While the European Central Bank is expected to restart its bond-buying program to keep a lid on the borrowing rates of Spain and Italy, the U.S. and Chinese monetary authorities are widely tipped to back more easing measures to boost their economies.
Weekly U.S. jobless claims and housing starts figures painted a mixed picture about the state of the world’s largest economy, leaving investors unsure about what the Federal Reserve will do next month.
In Europe, the FTSE 100 index of leading British shares was barely changed on the day, up 0.03 percent, at 5,834 while Germany’s DAX was up 0.7 percent at 6,996. The CAC-40 in France was 0.9 percent higher at 3,480.
In the U.S., stocks rose modestly, with the Dow Jones industrial average 0.5 percent higher at 13,200 and the S&P 500 index up the same rate at 1,413.
Earlier, investors got a further hint of central bank action from Chinese Premier Wen Jiabao that Chinese monetary policy will be eased further in the coming months.
During a visit to eastern China earlier this week, Jiabao was quoted by the official Xinhua News Agency as saying the country has the “conditions and capabilities” to meet its 7.5 percent economic growth target this year.
That’s raised expectations that the People’s Bank of China would either lower the ratio of funds that banks must hold as reserves, known as the reserve requirement ratio, or lower interest rates.
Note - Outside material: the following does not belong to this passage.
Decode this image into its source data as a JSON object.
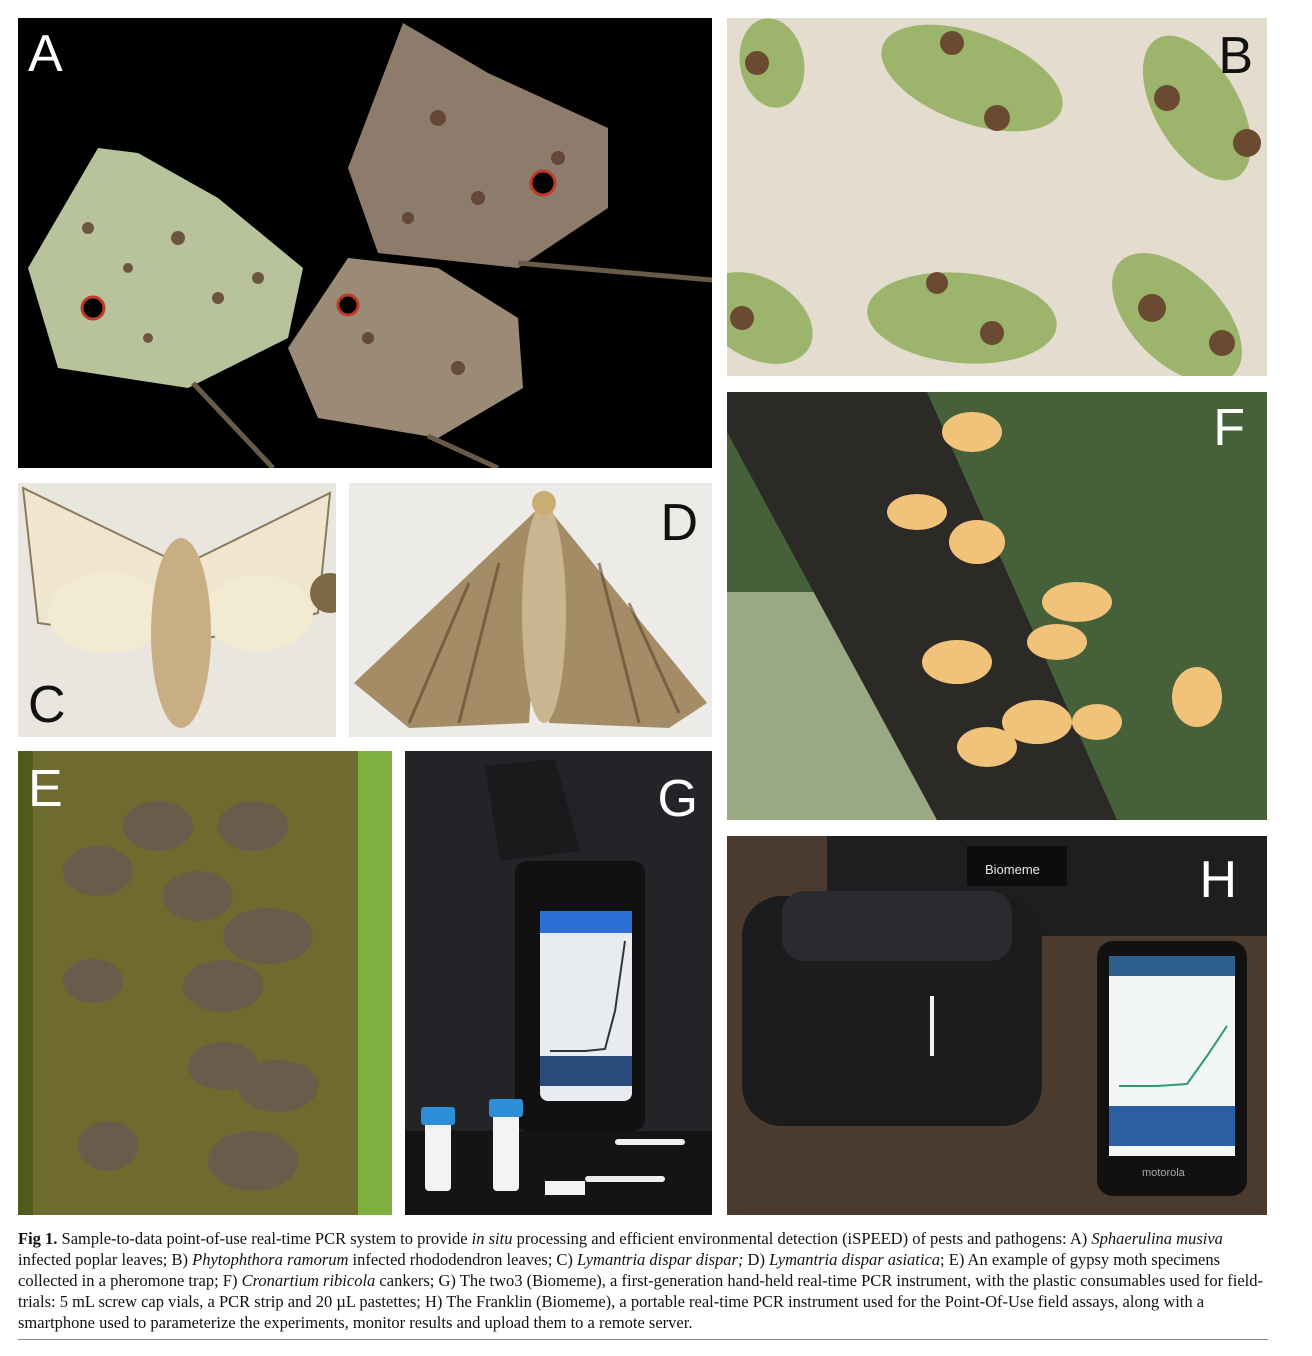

The bank so far this year has lowered both twice in an effort to boost lending and spur growth.
However, major announcements from any of the three central banks are not expected until the end of the month and without much of a steer, investors are more than happy to leave things as they are. That’s certainly been the trend this week, the height of the summer holidays in many countries.
“In what can perhaps be seen as symptomatic of the fact so many people are on holiday right now, even talk from China hinting at more policy easing hasn’t been sufficient to deliver the ‘shot in the arm’ that it arguably warrants,” said Mike McCudden, head of derivatives at Interactive Investor.
In other markets, the euro was up 0.63 percent at $1.2364 and the benchmark New York oil price 82 cents higher at $95.14 a barrel.
Earlier in Asia the day, stocks in Japan posted solid gains, with the Nikkei 225 index rose 1.9 percent to close at 9,092.76 — its highest finish in six weeks. Hong Kong’s Hang Seng closed lower after shedding morning gains, ending 0.5 percent lower at 19,962.95. South Korea’s Kospi was slightly up at 1,957.91.
In mainland China, the Shanghai Composite Index lost 0.3 percent to 2,112.20 while the smaller Shenzhen Composite Index lost 0.8 percent to 879.94.